I feel as though I need to share a major confession....Something God has been working in my life and my heart during this season of life and ministry. My prayer is that this will be liberating for some of you who read this blog. My hope is that you will see what goes on in the heart of many leaders and pastors!
I have lived in HUGE insecurity and pride for much of my life. It is/was founded in shame, which I'll explain. I have truly never been able to wrap my entire mind around how much Jesus loves me. While I have said it and preached it, I have still struggled to believe that it was a love for me. A love NOT founded on who I am or what I do. Being a driven person, and ambitious, I felt my affirmation and acceptance was based on my work and my achievements. Obviously this is HUGELY flawed, because it negates the work of Jesus on the cross.
I am loved 100% because of who Jesus is and 100% not because of myself! And, as a result I an 100% fully loved.
The result of these things is that I have been addicted to performance and achievement. None of those are the things that God has called me to do. Those are selfish and sinful pursuits! They are idolatry.
My shame was founded in the fact that God had revealed a BIG vision to me. Instead of celebrating the fact that God shared the vision, I was not present for that, I missed it. I was worried about achieving that vision and feeling shameful that I had not made it happen already. I say "made it" happen on purpose...Because I thought I had to make it happen. In reality I truly understand that God is the only one to make it happen. My role is to be present and worshipping Him in the process. That is liberating beyond words!
God has awakened my heart in HUGE ways. I cannot explain just how I feel much more free than ever in life. I have this overwhelming sense of excitement. I seem to have this light feeling and anticipation that God now has room to truly fill me with greater things and use my life in better ways. But, He will use me best when I sit still and just enjoy his presence.
For so long I have been coming to the table with Jesus and telling Him about my plans and ideas, and asking Him to join me in my adventures. But, now I am able to come to the table and wait on Jesus to show me how I can join Him in His work. God is not in a hurry...and I am learning to be content to wait on Him to use me, and most of all love me!
The reality is that God has chosen to build a church here in Austin and He has invited me to come and watch Him do it. That gives me the freedom to just be me, stand courageous, be confident, and watch miracles happen! It won't happen because of me, it will happen because of Him. I have a unique invitation to serve as part of that church.

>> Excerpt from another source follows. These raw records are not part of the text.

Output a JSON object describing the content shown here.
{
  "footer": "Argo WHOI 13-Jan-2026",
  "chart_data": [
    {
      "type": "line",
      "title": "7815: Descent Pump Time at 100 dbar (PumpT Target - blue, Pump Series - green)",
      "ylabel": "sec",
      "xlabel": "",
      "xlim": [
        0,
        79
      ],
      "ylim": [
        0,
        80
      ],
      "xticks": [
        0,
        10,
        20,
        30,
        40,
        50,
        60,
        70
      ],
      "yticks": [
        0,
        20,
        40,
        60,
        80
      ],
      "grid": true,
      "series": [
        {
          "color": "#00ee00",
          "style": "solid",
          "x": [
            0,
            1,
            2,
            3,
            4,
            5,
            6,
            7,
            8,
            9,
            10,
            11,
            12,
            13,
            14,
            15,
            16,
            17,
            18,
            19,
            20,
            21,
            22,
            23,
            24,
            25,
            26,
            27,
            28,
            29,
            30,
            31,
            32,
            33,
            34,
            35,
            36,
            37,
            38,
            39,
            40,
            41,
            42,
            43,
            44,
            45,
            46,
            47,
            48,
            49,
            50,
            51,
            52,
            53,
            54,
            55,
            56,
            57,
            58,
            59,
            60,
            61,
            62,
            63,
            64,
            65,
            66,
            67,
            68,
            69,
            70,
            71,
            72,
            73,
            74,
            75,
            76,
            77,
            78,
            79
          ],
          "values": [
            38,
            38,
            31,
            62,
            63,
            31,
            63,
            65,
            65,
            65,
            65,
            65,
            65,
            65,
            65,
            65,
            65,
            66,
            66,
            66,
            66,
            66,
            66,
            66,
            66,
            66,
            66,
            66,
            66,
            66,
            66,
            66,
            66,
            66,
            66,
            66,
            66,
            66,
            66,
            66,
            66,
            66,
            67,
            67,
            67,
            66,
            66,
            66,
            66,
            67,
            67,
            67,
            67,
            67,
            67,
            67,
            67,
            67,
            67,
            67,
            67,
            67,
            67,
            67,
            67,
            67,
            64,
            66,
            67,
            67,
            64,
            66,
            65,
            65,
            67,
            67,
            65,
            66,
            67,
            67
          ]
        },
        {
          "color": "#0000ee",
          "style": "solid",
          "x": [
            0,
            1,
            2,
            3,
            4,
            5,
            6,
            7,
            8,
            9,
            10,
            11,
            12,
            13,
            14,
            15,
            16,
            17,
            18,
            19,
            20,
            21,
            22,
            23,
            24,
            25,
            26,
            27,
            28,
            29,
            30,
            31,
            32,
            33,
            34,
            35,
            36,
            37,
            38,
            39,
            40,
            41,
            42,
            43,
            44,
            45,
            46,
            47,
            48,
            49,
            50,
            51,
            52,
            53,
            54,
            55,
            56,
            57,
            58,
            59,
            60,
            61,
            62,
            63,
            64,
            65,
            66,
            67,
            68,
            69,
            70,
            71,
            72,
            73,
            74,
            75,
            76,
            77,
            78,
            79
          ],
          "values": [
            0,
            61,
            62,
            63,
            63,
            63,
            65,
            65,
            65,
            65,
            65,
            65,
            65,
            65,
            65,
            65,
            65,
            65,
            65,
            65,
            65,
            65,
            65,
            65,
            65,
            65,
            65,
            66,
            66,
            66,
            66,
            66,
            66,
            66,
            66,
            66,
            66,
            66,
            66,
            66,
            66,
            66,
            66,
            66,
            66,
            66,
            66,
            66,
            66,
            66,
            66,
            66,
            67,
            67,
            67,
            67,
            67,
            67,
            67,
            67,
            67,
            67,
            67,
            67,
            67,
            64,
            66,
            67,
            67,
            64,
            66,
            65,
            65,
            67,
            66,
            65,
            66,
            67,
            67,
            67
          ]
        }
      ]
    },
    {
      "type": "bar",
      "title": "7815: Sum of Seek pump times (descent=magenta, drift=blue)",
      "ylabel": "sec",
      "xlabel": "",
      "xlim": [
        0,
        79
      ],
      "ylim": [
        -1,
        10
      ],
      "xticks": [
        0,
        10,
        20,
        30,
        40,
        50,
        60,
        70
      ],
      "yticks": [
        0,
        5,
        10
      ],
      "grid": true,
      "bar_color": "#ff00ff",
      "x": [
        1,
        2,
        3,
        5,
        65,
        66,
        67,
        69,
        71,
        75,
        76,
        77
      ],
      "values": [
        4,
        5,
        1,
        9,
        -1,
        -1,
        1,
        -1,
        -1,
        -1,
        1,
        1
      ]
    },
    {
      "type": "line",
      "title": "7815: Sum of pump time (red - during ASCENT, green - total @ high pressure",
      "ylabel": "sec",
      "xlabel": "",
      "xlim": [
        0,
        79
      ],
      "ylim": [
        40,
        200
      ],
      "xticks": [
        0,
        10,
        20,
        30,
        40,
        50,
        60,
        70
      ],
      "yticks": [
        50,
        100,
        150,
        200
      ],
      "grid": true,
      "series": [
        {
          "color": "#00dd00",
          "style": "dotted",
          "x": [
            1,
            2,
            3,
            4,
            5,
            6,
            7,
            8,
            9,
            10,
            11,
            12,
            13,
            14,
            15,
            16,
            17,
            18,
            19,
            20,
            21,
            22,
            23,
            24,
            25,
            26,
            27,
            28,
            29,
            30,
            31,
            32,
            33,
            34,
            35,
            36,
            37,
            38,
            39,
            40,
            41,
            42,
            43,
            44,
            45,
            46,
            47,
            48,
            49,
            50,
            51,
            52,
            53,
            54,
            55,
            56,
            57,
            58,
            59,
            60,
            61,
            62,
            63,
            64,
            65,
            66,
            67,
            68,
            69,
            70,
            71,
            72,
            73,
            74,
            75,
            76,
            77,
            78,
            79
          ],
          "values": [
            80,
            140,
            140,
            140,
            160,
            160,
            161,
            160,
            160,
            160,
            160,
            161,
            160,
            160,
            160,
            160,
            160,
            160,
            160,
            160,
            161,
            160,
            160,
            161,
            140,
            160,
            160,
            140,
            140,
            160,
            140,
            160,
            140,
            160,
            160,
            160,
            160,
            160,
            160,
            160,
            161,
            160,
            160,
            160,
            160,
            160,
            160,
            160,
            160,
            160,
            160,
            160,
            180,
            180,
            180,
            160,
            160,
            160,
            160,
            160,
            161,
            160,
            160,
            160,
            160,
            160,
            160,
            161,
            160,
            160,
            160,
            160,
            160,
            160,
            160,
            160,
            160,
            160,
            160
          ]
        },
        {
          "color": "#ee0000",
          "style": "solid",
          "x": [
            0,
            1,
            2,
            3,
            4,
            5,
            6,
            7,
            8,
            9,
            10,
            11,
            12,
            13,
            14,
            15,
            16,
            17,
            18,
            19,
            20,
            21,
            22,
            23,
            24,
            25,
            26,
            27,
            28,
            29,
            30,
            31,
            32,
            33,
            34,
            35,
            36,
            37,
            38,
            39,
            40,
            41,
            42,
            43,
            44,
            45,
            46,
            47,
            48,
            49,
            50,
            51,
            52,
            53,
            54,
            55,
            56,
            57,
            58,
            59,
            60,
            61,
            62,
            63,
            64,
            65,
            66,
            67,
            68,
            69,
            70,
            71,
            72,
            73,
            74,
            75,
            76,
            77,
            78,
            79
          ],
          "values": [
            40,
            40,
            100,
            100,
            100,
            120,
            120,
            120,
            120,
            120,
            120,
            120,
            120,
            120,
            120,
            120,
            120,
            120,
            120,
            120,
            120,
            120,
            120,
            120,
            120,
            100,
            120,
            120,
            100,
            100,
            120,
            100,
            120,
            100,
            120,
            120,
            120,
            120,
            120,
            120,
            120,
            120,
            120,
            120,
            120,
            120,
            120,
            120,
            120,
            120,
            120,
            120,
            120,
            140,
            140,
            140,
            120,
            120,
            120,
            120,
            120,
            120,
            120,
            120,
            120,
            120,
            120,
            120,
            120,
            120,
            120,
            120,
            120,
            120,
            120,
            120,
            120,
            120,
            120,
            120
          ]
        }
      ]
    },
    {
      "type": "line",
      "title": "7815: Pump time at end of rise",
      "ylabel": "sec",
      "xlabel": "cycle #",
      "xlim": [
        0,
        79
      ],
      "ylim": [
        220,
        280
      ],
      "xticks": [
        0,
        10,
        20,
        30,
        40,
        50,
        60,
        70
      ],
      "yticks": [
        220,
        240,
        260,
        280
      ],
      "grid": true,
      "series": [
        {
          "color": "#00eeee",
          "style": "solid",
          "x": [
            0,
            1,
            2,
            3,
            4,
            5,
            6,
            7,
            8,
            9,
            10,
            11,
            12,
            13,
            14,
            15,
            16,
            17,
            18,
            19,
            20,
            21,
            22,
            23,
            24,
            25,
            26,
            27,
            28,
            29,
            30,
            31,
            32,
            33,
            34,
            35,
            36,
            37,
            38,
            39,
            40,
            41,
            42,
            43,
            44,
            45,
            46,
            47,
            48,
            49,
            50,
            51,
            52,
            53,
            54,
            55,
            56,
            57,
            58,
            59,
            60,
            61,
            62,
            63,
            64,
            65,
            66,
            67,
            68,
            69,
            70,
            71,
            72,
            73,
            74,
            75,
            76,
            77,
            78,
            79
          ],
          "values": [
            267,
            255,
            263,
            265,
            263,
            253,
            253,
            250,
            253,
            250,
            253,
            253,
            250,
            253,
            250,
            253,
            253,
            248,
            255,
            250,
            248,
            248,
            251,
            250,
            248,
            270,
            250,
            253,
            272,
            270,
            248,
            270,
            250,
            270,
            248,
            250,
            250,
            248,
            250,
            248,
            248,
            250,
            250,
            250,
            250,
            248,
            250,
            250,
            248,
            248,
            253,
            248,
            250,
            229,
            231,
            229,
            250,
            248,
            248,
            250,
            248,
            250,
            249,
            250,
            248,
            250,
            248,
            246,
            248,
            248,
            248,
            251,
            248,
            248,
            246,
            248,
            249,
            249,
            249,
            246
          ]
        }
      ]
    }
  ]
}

I want to apologize if my pride, insecurity and shame have hurt you. These things happen when we work hard to try and force God's plan, instead of just follow it. This is often a major flaw of leaders. I am grateful for the people God has used in my life to help reveal this truth to me. Thank you to those who have stood beside me no matter what. Thanks to my bride, who has seen and known my flaws for a long time, and stood beside me every day! Without all of this, I would not be where I am today!